Sarah Benhaida – Agence France-Presse in Beirut
Posted at 8:33
- Middle East
Before, day and night, children played in the street, men and women went to shops and cafes. Today, only young people on motorcycles still drive on the broken roads in the vast southern suburbs of Beirut, a stronghold of the pro-Iranian Hezbollah.
Despite the stench rising from the ruins on street corners, these young people in civilian clothes keep an eye on passers-by and cars, making sure that they are only residents who have come to check on the condition of their apartments or to collect a few belongings.
Distrust reigns. The Israeli bombings that began on September 23 turned into open war with Hezbollah. The all-powerful leader of the Shiite Islamist movement, Hassan Nasrallah, was killed four days later in bombings of unprecedented violence, reducing several buildings to rubble.
Mohammed, 32, 25 of which he spent in the southern suburbs, came back to get clothes. He couldn’t buy it back, as prices had skyrocketed with the economic crisis that has paralyzed the country since 2019.
“Young people told me not to wait too long because drones are constantly flying and could strike at any time,” he told AFP, refusing to give his last name.

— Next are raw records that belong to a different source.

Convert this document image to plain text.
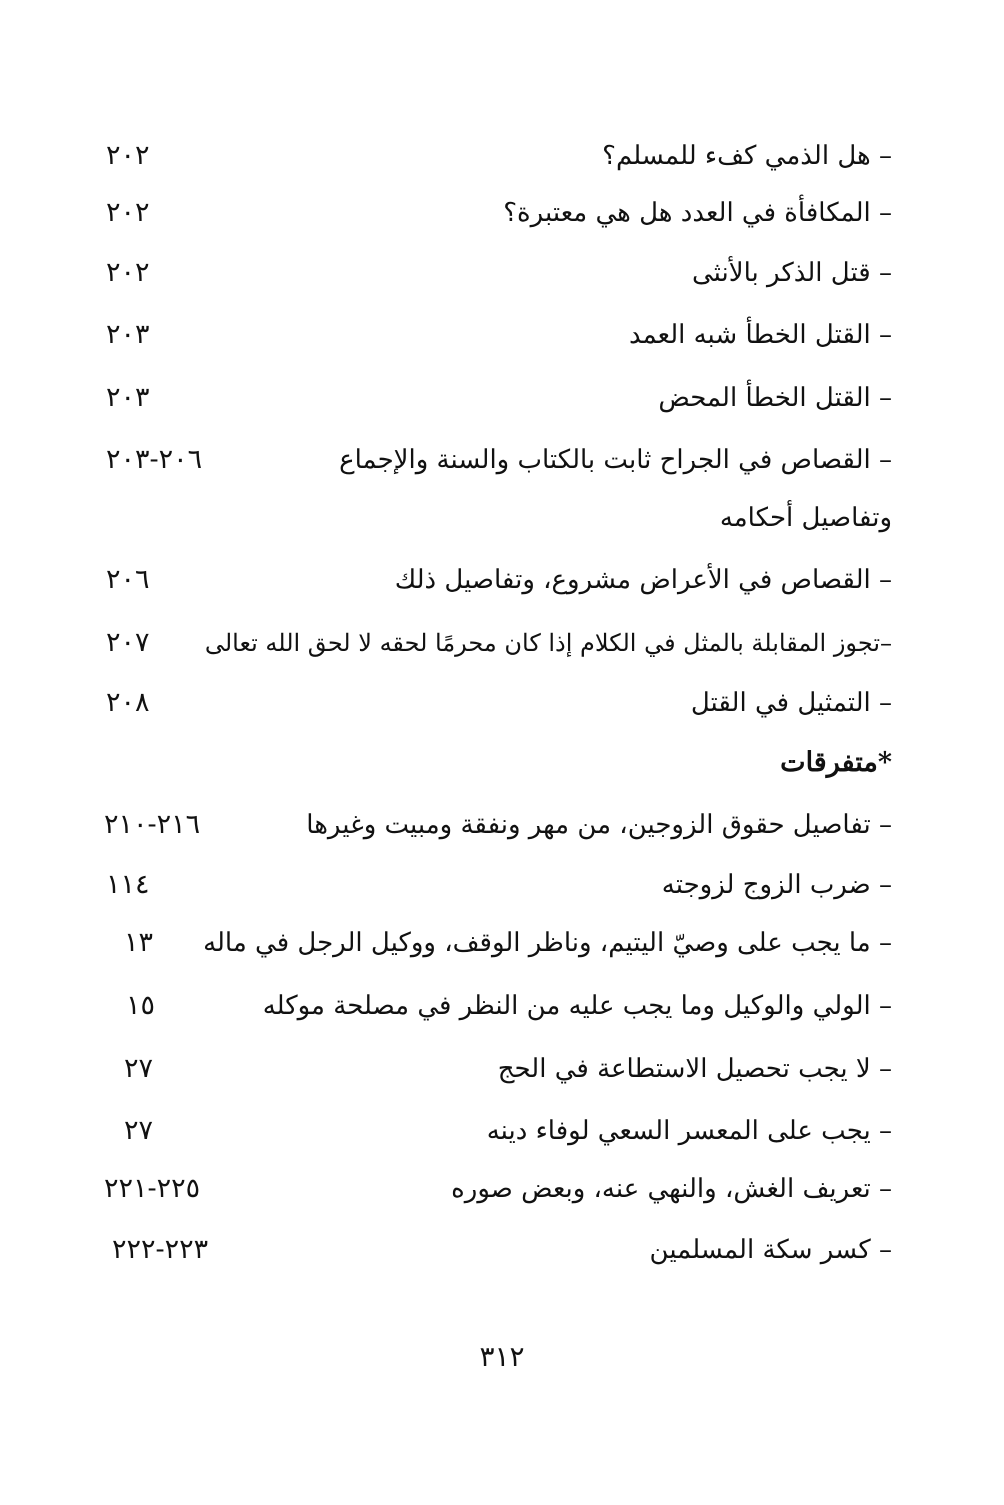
– هل الذمي كفء للمسلم؟
٢٠٢
– المكافأة في العدد هل هي معتبرة؟
٢٠٢
– قتل الذكر بالأنثى
٢٠٢
– القتل الخطأ شبه العمد
٢٠٣
– القتل الخطأ المحض
٢٠٣
– القصاص في الجراح ثابت بالكتاب والسنة والإجماع
٢٠٦-٢٠٣
وتفاصيل أحكامه
– القصاص في الأعراض مشروع، وتفاصيل ذلك
٢٠٦
–تجوز المقابلة بالمثل في الكلام إذا كان محرمًا لحقه لا لحق الله تعالى
٢٠٧
– التمثيل في القتل
٢٠٨
*متفرقات
– تفاصيل حقوق الزوجين، من مهر ونفقة ومبيت وغيرها
٢١٦-٢١٠
– ضرب الزوج لزوجته
١١٤
– ما يجب على وصيّ اليتيم، وناظر الوقف، ووكيل الرجل في ماله
١٣
– الولي والوكيل وما يجب عليه من النظر في مصلحة موكله
١٥
– لا يجب تحصيل الاستطاعة في الحج
٢٧
– يجب على المعسر السعي لوفاء دينه
٢٧
– تعريف الغش، والنهي عنه، وبعض صوره
٢٢٥-٢٢١
– كسر سكة المسلمين
٢٢٣-٢٢٢
٣١٢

Now living with relatives in Beirut, he was determined, despite the danger, to return to the apartment he fled on September 27, the day Nasrallah was killed.
200% Deposit Bonus up to €3,000 180% First Deposit Bonus up to $20,000“Never see my house again”

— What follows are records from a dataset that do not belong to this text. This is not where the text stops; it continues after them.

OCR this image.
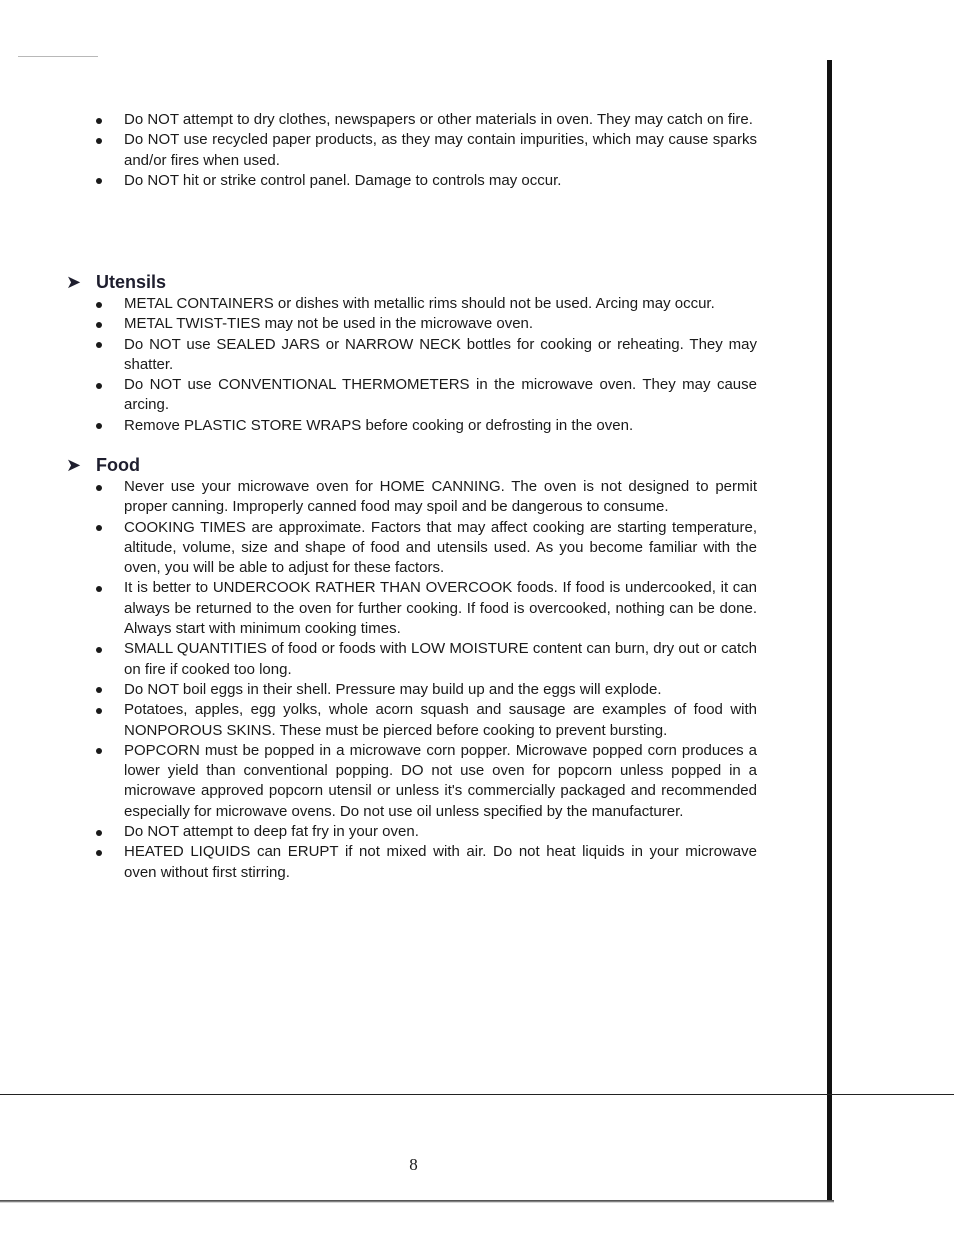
Do NOT attempt to dry clothes, newspapers or other materials in oven. They may catch on fire.
Do NOT use recycled paper products, as they may contain impurities, which may cause sparks and/or fires when used.
Do NOT hit or strike control panel. Damage to controls may occur.
➤ Utensils
METAL CONTAINERS or dishes with metallic rims should not be used. Arcing may occur.
METAL TWIST-TIES may not be used in the microwave oven.
Do NOT use SEALED JARS or NARROW NECK bottles for cooking or reheating. They may shatter.
Do NOT use CONVENTIONAL THERMOMETERS in the microwave oven. They may cause arcing.
Remove PLASTIC STORE WRAPS before cooking or defrosting in the oven.
➤ Food
Never use your microwave oven for HOME CANNING. The oven is not designed to permit proper canning. Improperly canned food may spoil and be dangerous to consume.
COOKING TIMES are approximate. Factors that may affect cooking are starting temperature, altitude, volume, size and shape of food and utensils used. As you become familiar with the oven, you will be able to adjust for these factors.
It is better to UNDERCOOK RATHER THAN OVERCOOK foods. If food is undercooked, it can always be returned to the oven for further cooking. If food is overcooked, nothing can be done. Always start with minimum cooking times.
SMALL QUANTITIES of food or foods with LOW MOISTURE content can burn, dry out or catch on fire if cooked too long.
Do NOT boil eggs in their shell. Pressure may build up and the eggs will explode.
Potatoes, apples, egg yolks, whole acorn squash and sausage are examples of food with NONPOROUS SKINS. These must be pierced before cooking to prevent bursting.
POPCORN must be popped in a microwave corn popper. Microwave popped corn produces a lower yield than conventional popping. DO not use oven for popcorn unless popped in a microwave approved popcorn utensil or unless it's commercially packaged and recommended especially for microwave ovens. Do not use oil unless specified by the manufacturer.
Do NOT attempt to deep fat fry in your oven.
HEATED LIQUIDS can ERUPT if not mixed with air. Do not heat liquids in your microwave oven without first stirring.
8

“We went out without even putting on shoes and we said to ourselves that we would never see our house again,” he says, adding that his neighbors did the same.

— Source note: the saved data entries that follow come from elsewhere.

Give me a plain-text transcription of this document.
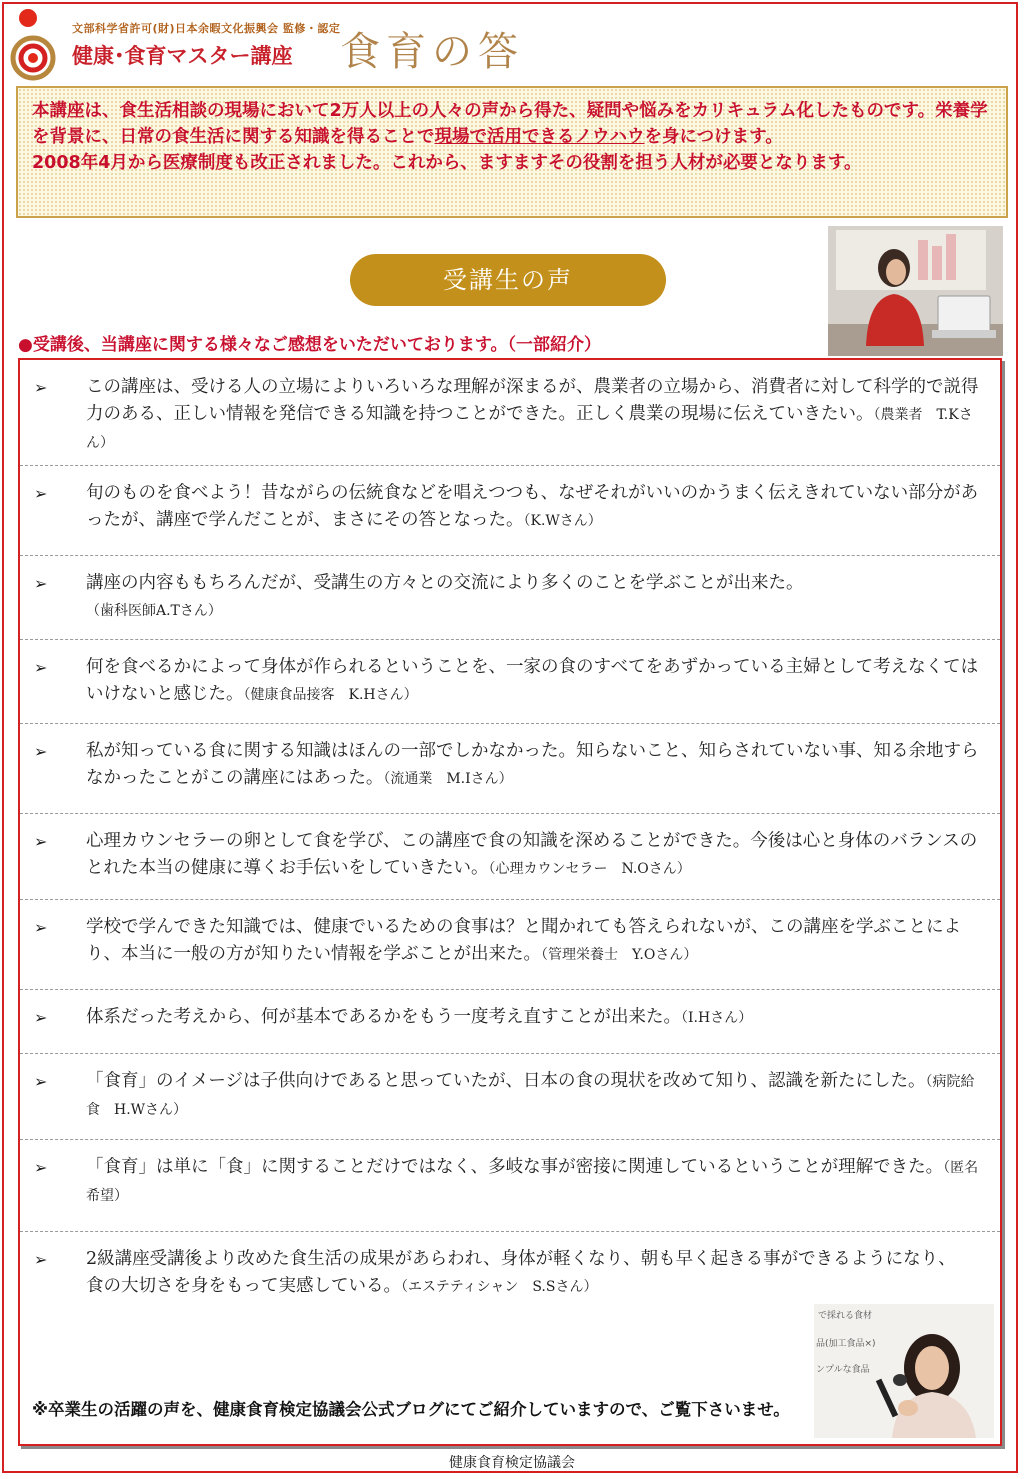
文部科学省許可(財)日本余暇文化振興会 監修・認定
健康･食育マスター講座 食育の答

本講座は、食生活相談の現場において2万人以上の人々の声から得た、疑問や悩みをカリキュラム化したものです。栄養学を背景に、日常の食生活に関する知識を得ることで現場で活用できるノウハウを身につけます。

2008年4月から医療制度も改正されました。これから、ますますその役割を担う人材が必要となります。

受講生の声
●受講後、当講座に関する様々なご感想をいただいております。（一部紹介）
➢ この講座は、受ける人の立場によりいろいろな理解が深まるが、農業者の立場から、消費者に対して科学的で説得力のある、正しい情報を発信できる知識を持つことができた。正しく農業の現場に伝えていきたい。（農業者　T.Kさん）
➢ 旬のものを食べよう！昔ながらの伝統食などを唱えつつも、なぜそれがいいのかうまく伝えきれていない部分があったが、講座で学んだことが、まさにその答となった。（K.Wさん）
➢ 講座の内容ももちろんだが、受講生の方々との交流により多くのことを学ぶことが出来た。
（歯科医師A.Tさん）
➢ 何を食べるかによって身体が作られるということを、一家の食のすべてをあずかっている主婦として考えなくてはいけないと感じた。（健康食品接客　K.Hさん）
➢ 私が知っている食に関する知識はほんの一部でしかなかった。知らないこと、知らされていない事、知る余地すらなかったことがこの講座にはあった。（流通業　M.Iさん）
➢ 心理カウンセラーの卵として食を学び、この講座で食の知識を深めることができた。今後は心と身体のバランスのとれた本当の健康に導くお手伝いをしていきたい。（心理カウンセラー　N.Oさん）
➢ 学校で学んできた知識では、健康でいるための食事は？と聞かれても答えられないが、この講座を学ぶことにより、本当に一般の方が知りたい情報を学ぶことが出来た。（管理栄養士　Y.Oさん）
➢ 体系だった考えから、何が基本であるかをもう一度考え直すことが出来た。（I.Hさん）
➢ 「食育」のイメージは子供向けであると思っていたが、日本の食の現状を改めて知り、認識を新たにした。（病院給食　H.Wさん）
➢ 「食育」は単に「食」に関することだけではなく、多岐な事が密接に関連しているということが理解できた。（匿名希望）
➢ 2級講座受講後より改めた食生活の成果があらわれ、身体が軽くなり、朝も早く起きる事ができるようになり、食の大切さを身をもって実感している。（エステティシャン　S.Sさん）
で採れる食材
品(加工食品×)
ンプルな食品
※卒業生の活躍の声を、健康食育検定協議会公式ブログにてご紹介していますので、ご覧下さいませ。
健康食育検定協議会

His building is still standing. But since the end of September, “about 320 buildings have been destroyed in Beirut and its suburbs,” Mona Fawaz, an urban planner at the Beirut Urban Lab, who has been recording the destruction for decades and is now focusing on those in southern Lebanon and the Gaza Strip (Palestinian territory), told AFP.
This is already more than during the previous war between Israel and Hezbollah in 2006, which lasted 33 days: in an area of about twenty square kilometers, “1,332 buildings were seriously damaged and 281 reduced to craters, forcing 100,000 people to move,” she says.
Here and there, sections of loose asphalt lie, underground pipes have finished discharging drinking water or waste water. Telephone and online communication facilities have been blown up, as have generators that were making up for the failing electricity grid.
More than in 2006, the Israeli air force is “deliberately targeting what allows life to continue,” facilities that “are not Hezbollah infrastructure,” and this “over a larger area,” assures Ms. Fawaz.
While the Haret Hreik neighborhood suffered the brunt of the damage in 2006, Old Bourj el-Barajneh, left intact at that time, is now under fire from bombs.
“We’re afraid”
Today, most of the families—600,000 to 800,000 people, depending on the source—are scattered across Beirut or other parts of Lebanon, with the exception of the east and south, which have been pounded by Israel.
The overwhelming majority are Shiites and survive in schools converted into shelters, rented apartments, or, for some, on the streets.
In Beirut, where these displaced people have arrived, as during the civil war (1975-1990), Hezbollah’s rival parties have brought out their men and flags to mark their territories.
Hassan, 37, grew up in Mreijeh, in the southern suburbs, where the air force has carried out strikes to target Hashem Safieddine, tipped to succeed Hassan Nasrallah.
He remembers “the friendships, the children's games, the smell of morning bread, the neighbors calling out to each other, the Ramadan festivities.”
But today, he says, the supermarket that served as a landmark to show the way to his house lies torn down. He wonders what has become of the internet cafes and football pitches of his adolescence. He has been told that the record store he frequented has disappeared.
Now, he tells AFP, “we are afraid to come back after the war and discover how many of our friends have died, like in 2006.”